Gibt es denn nun irgendeine Möglichkeit (Vielleicht ein Log o.ä. auf dem Router) denn DDos irgendwie zu "beweisen", damit ich ihn dann melden kann?


----------



## Keksdose12 (25. April 2014)

Und das hat funktioniert?  klingt ja witzig (tut mir echt leid wenn es dir dein spiel verdorben hat) ich würds einfach vergessen und weiterspielen


----------



## deSpeach (25. April 2014)

Keksdose12 schrieb:


> Und das hat funktioniert?  klingt ja witzig (tut mir echt leid wenn es dir dein spiel verdorben hat) ich würds einfach vergessen und weiterspielen


Aber der Typ hatte 400 Spielstunden und war ~6 Ränge höher als ich. Aber er hat gespielt als wäre er 3 Ränge unter mir... Also denke ich, dass er das öfters macht^^
Naja, ich habe eine Log gefunden, aber die ist wegen dem Restart leer.. 
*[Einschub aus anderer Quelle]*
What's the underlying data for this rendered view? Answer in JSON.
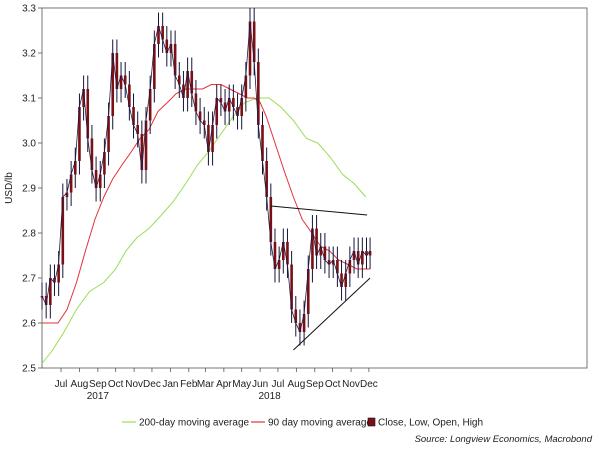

Ich habe ihn einfach mal den Support angeschrieben und die Screenshots als "Beweis" hochgeladen.
Wenn sie ihn nicht schon nicht wegen DDos bannen dann wenigstens wegen bedrohung oderso ;p

Funfact: Wir haben das Spiel 16/4 gewonnen


----------



## rackcity (25. April 2014)

da wird nichts passieren.


----------



## Panagianus (25. April 2014)

Is ja lol das der das hinbekommen hat, musst jzt halt hoffen dass sich noch mehr Leute beschweren oder deine screens als Beweis ausreichen.


----------



## zerava (26. April 2014)

Die Geschichte ist Unfug... deswegen wird es hier auch keine brauchbaren Antworten geben...


----------



## deSpeach (26. April 2014)

zerava schrieb:


> Die Geschichte ist Unfug... deswegen wird es hier auch keine brauchbaren Antworten geben...
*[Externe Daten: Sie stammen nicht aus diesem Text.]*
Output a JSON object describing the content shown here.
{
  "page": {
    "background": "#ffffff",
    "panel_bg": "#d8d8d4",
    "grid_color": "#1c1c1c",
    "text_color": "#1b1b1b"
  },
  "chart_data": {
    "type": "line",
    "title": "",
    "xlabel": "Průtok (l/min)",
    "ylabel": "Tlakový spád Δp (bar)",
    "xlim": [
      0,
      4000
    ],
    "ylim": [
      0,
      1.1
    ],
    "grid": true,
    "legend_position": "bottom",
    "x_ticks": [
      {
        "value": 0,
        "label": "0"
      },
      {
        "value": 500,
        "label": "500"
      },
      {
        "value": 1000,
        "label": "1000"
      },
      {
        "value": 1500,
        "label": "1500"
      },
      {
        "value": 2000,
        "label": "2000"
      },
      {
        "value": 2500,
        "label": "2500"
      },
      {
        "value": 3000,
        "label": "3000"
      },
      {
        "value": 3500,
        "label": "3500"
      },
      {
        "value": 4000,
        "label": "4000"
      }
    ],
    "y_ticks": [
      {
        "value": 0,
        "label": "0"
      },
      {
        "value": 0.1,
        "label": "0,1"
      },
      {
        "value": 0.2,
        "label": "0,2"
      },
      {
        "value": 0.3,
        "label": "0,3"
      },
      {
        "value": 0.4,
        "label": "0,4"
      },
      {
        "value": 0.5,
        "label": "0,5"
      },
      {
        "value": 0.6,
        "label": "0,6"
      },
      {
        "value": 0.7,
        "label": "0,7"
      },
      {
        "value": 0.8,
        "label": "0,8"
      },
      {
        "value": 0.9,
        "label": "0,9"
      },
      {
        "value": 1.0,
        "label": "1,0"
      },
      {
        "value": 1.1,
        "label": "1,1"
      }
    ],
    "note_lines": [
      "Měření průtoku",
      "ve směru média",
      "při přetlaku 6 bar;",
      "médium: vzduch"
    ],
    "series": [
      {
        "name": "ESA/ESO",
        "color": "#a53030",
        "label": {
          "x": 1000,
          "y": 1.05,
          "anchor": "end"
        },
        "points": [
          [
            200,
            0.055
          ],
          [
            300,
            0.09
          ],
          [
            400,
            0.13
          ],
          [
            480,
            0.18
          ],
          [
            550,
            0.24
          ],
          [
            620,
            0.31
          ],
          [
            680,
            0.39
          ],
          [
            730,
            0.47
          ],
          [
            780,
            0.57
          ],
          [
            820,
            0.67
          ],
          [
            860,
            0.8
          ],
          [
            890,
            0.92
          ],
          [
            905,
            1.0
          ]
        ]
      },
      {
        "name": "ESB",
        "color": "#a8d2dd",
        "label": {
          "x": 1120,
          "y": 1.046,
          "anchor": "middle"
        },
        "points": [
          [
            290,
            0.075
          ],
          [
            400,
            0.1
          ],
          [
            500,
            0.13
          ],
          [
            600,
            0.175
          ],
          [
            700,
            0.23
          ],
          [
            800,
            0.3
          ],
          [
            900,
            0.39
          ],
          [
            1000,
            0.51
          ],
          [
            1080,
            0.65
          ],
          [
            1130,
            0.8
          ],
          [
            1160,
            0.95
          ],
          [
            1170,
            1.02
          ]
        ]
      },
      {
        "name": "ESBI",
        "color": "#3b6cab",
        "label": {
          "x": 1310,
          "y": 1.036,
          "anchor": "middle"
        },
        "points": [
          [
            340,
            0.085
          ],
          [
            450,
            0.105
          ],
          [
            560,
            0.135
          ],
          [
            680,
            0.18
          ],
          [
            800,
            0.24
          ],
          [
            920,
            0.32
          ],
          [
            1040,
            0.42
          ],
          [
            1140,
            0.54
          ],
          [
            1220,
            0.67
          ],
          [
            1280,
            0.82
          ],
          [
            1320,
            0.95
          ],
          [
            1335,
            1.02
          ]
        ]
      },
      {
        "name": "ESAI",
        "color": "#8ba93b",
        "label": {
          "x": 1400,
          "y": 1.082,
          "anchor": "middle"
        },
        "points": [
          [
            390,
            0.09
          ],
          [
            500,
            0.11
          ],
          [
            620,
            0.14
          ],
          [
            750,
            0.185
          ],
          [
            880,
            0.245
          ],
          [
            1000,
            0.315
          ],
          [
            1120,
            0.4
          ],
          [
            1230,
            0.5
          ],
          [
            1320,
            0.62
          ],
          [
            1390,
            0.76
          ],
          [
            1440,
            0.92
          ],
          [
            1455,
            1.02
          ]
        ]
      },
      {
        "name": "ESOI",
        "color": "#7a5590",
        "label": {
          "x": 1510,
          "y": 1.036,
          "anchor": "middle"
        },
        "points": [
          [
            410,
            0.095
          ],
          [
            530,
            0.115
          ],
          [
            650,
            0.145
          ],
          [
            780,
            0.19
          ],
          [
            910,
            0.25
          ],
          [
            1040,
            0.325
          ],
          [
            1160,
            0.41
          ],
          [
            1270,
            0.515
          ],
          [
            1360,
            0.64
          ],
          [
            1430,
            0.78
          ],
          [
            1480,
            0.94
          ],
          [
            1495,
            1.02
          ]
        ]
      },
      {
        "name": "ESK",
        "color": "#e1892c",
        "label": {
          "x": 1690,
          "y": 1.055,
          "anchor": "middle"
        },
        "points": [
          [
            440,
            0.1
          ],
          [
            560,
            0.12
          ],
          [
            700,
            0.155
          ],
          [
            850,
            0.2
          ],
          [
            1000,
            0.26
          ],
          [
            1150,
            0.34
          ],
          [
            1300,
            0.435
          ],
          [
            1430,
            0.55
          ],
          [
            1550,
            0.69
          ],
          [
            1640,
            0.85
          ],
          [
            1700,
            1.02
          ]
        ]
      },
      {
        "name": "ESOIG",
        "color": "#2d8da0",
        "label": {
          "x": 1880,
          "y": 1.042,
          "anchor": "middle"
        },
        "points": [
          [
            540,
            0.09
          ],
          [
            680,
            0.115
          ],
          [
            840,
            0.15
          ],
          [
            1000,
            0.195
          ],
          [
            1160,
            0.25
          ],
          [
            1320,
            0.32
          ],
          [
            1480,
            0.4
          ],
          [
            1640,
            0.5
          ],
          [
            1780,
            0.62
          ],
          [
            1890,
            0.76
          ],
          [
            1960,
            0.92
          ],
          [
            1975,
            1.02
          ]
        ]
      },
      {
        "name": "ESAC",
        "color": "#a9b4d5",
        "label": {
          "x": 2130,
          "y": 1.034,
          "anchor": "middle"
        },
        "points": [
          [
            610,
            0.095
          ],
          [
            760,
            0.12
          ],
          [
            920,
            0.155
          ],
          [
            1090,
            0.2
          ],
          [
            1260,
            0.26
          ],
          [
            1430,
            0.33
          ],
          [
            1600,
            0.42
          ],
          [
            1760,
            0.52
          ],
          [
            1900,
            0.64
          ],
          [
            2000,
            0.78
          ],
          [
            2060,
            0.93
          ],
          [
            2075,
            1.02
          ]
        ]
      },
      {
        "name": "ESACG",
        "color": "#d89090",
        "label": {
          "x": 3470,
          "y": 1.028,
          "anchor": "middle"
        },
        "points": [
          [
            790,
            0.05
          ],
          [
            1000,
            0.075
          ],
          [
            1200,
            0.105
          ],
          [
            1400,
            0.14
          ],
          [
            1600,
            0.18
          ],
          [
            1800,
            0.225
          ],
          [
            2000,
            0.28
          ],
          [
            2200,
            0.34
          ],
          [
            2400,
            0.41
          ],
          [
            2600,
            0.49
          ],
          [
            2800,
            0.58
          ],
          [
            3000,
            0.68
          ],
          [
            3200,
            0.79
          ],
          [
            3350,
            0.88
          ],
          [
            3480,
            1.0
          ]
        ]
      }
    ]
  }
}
... Ich habe einfach mal den Screenshot angehangen... Wenn du willst kann ich dir auch noch das Replay von dem Match schicken wo man auch den Chat sieht


----------



## keinnick (26. April 2014)

zerava schrieb:


> Die Geschichte ist Unfug... deswegen wird es hier auch keine brauchbaren Antworten geben...



Wieso ist die Geschichte Unfug?

@TE: Lass es einfach auf sich beruhen. Selbst wenn Du Logs hättest würde da eh nichts bei raus kommen.


----------



## joasas (26. April 2014)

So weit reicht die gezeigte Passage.